An amendment to the Digital Economy Bill proposed yesterday by the House of Lords could give a High Court judge the right to issue an injunction against a website hosting a “substantial” amount of copyright-infringing material.
The changes could affect many popular sites such as YouTube, which doesn’t scrutinise the content uploaded by users so could be hosting a large amount of copyright-infringing content.
The House of Lords said the amendment, put forward by Liberal Democrat peer Lord Clement-Jones, would be a more “proportionate, specific and appropriate” way to handle piracy and copyright infringement than previous proposals such as the three-strikes system.
It gives ISPs the power to close down access to a site if they receive a claim of copyright infringement. If they’re not deemed to have acted on the claim then copyright owners can apply to the court to get the block enforced.
“I believe this will send a powerful message to our creative industries that we value what they do, that we want to protect what they do, that we don’t believe in censoring the internet but we are responding to genuine concerns,” Lord Clement-Jones said.

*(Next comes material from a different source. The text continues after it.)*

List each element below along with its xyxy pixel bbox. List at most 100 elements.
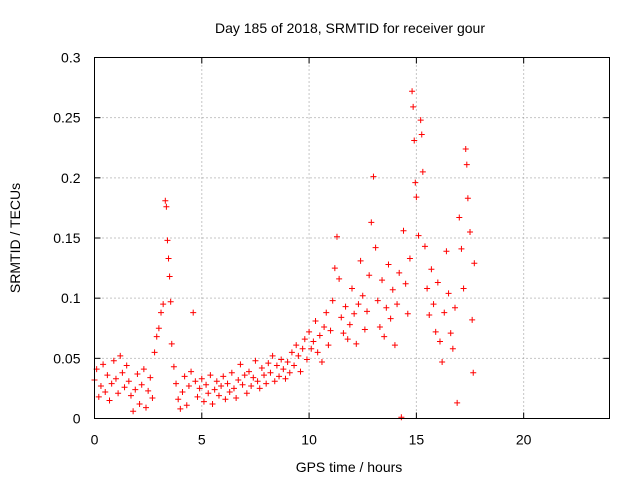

The amendment has already been criticised by the Internet Service Providers Association (ISPA), which said the changes had been rushed through.
Nicholas Lansman, secretary-general of ISPA, said, “We’ve been supportive of peers’ excellent scrutiny of the bill to date. In this instance, however, our members are extremely concerned that the full implications of the amendment haven’t been understood and that the reasoning behind it is wholly misguided. We would therefore urge the Conservatives and Liberal Democrats to urgently reconsider their position.”